The expected shape is a dictionary:

key: a TaskVine File object returned by m.declare_file, m.declare_url, or other declare_* calls
value: the remote filename string inside the task sandbox

Implementation wise, DaskVine forwards this dictionary into every generated graph task, then calls add_input(file, remote_name) for each pair. This happens in both task_mode="tasks" and task_mode="function-calls".

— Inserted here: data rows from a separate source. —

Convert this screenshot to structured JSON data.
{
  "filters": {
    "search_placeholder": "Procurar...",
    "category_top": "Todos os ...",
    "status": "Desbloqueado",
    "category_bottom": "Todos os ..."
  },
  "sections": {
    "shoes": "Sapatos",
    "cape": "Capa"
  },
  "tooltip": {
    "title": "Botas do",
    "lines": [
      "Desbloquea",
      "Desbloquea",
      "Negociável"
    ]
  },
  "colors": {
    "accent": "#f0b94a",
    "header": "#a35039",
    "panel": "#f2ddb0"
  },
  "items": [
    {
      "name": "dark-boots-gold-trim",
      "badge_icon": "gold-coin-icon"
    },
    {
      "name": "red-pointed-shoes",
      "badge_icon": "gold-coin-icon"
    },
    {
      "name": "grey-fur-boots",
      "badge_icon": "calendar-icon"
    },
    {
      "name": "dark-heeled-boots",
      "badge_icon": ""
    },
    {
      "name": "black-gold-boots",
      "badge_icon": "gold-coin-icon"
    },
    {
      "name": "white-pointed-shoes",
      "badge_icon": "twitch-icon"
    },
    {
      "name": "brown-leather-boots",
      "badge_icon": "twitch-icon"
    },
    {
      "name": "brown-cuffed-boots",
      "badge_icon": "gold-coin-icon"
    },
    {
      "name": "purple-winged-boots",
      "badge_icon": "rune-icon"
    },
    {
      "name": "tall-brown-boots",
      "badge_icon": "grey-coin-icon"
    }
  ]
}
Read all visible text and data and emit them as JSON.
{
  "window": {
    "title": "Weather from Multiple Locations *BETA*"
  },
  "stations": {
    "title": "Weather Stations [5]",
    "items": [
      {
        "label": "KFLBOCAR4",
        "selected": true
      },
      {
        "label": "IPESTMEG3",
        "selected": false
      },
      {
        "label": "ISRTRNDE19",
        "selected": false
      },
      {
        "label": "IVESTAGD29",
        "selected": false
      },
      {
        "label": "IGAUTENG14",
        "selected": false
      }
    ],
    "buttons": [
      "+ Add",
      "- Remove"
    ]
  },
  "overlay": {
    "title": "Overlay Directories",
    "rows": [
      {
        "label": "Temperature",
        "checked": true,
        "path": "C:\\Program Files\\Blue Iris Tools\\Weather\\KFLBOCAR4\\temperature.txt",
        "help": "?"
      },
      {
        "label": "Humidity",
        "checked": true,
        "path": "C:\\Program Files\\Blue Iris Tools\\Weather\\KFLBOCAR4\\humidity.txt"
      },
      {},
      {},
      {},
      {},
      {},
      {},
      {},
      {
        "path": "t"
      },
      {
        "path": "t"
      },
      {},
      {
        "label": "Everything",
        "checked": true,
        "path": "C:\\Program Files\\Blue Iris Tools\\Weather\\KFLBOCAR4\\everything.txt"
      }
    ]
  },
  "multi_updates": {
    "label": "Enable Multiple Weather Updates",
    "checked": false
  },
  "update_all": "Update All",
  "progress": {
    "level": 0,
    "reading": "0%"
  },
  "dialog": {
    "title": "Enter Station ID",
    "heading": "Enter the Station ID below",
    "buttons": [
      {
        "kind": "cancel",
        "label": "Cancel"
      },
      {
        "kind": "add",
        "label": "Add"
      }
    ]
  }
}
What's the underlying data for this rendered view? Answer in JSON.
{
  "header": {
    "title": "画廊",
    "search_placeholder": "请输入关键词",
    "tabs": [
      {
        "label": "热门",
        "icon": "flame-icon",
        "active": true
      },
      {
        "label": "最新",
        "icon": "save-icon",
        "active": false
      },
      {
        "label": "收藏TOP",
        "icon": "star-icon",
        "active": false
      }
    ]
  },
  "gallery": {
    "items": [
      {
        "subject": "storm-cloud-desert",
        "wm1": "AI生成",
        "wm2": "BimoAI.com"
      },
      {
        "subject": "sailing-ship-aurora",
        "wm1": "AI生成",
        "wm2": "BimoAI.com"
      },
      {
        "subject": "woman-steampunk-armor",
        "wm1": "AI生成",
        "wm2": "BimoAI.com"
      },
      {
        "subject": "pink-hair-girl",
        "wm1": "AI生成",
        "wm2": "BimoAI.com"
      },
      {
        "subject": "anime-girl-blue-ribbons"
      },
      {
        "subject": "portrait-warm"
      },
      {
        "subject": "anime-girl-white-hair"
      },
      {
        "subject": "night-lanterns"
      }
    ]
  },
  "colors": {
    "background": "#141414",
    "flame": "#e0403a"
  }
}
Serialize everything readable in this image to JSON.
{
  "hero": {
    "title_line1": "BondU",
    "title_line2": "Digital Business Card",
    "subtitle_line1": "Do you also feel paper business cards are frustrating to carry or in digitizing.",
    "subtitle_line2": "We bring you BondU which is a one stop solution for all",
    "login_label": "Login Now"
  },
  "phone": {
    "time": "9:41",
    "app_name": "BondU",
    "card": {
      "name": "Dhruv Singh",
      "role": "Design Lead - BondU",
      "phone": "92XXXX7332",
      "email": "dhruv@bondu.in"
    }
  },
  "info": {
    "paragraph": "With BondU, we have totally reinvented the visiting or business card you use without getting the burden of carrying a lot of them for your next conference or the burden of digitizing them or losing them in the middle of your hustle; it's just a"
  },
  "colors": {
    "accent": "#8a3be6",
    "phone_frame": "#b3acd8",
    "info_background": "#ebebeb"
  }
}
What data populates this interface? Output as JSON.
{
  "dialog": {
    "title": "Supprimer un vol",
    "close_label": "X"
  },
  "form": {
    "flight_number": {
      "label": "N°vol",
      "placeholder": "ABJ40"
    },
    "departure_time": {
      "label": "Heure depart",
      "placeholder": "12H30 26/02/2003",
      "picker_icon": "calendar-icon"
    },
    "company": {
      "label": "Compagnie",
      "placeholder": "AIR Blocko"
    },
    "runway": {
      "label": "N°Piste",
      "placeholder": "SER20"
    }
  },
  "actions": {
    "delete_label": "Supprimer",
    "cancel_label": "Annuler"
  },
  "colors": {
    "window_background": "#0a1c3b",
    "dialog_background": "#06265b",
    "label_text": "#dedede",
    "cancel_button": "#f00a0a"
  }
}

weights = m.declare_file("model_weights.bin")
config = m.declare_file("run_config.json")

result = graph.compute(
    scheduler=m.get,
    extra_files={
        weights: "model_weights.bin",
        config: "run_config.json",
    },
    task_mode="function-calls",
)

This pattern is common for model parameters, static lookup tables, and domain specific config bundles.

`task_priority_mode`

TaskVine uses a priority queue. task_priority_mode decides how task priority is computed before dispatch.

Common choices:

largest-input-first (default): prioritize tasks with larger ready inputs, often better for storage pressure and pruning.
FIFO: older submitted tasks first.
LIFO: newer submitted tasks first.
depth-first: go deeper in the graph quickly.
breadth-first: spread progress across branches.
random: randomized ordering.
longest-category-first and shortest-category-first: adaptive policies based on observed category runtime.

`scheduling_mode`

After a task is selected, scheduling_mode chooses the worker.

files (default): prefer workers that already hold more required input bytes for that task.
time: prefer workers that have completed tasks faster.
rand: random available worker.
worst: prefer worker with the most currently unused resources.
disk: prefer worker with the most unused disk.

files is usually the right default because it improves data locality and reduces peer transfer volume. These policy names map to manager level scheduling choices in the TaskVine runtime.

A practical tuned template

The following template is a good starting point for many scientific Dask workloads:

with dask.config.set(scheduler=m.get):
    result = graph.compute(
        task_mode="function-calls",
        worker_transfers=True,
        lib_resources={"cores": 8, "slots": 8},
        lib_modules=[numpy, pandas],
        extra_files={static_file: "static_file.dat"},
        task_priority_mode="largest-input-first",
        scheduling_mode="files",
        retries=5,
    )

From there, tune one parameter at a time and inspect throughput and failure behavior.

Where to look for the full option set

DaskVine exposes many additional options such as resource policy, submission backpressure, wrappers, pruning behavior, reconstruction controls, and progress display knobs. The TaskVine manual documents these options and their semantics in detail:

https://cctools.readthedocs.io/en/latest/taskvine/

What comes next: DAGVine

DaskVine gives a practical path to run Dask graphs on TaskVine today. We are also developing DAGVine as a faster graph execution path. DAGVine targets both Dask built graphs and DAGVine native graphs, with a strong focus on reducing serialization overhead and improving overhead limited throughput.

If your workflows are dominated by orchestration cost rather than kernel compute time, this direction is especially relevant.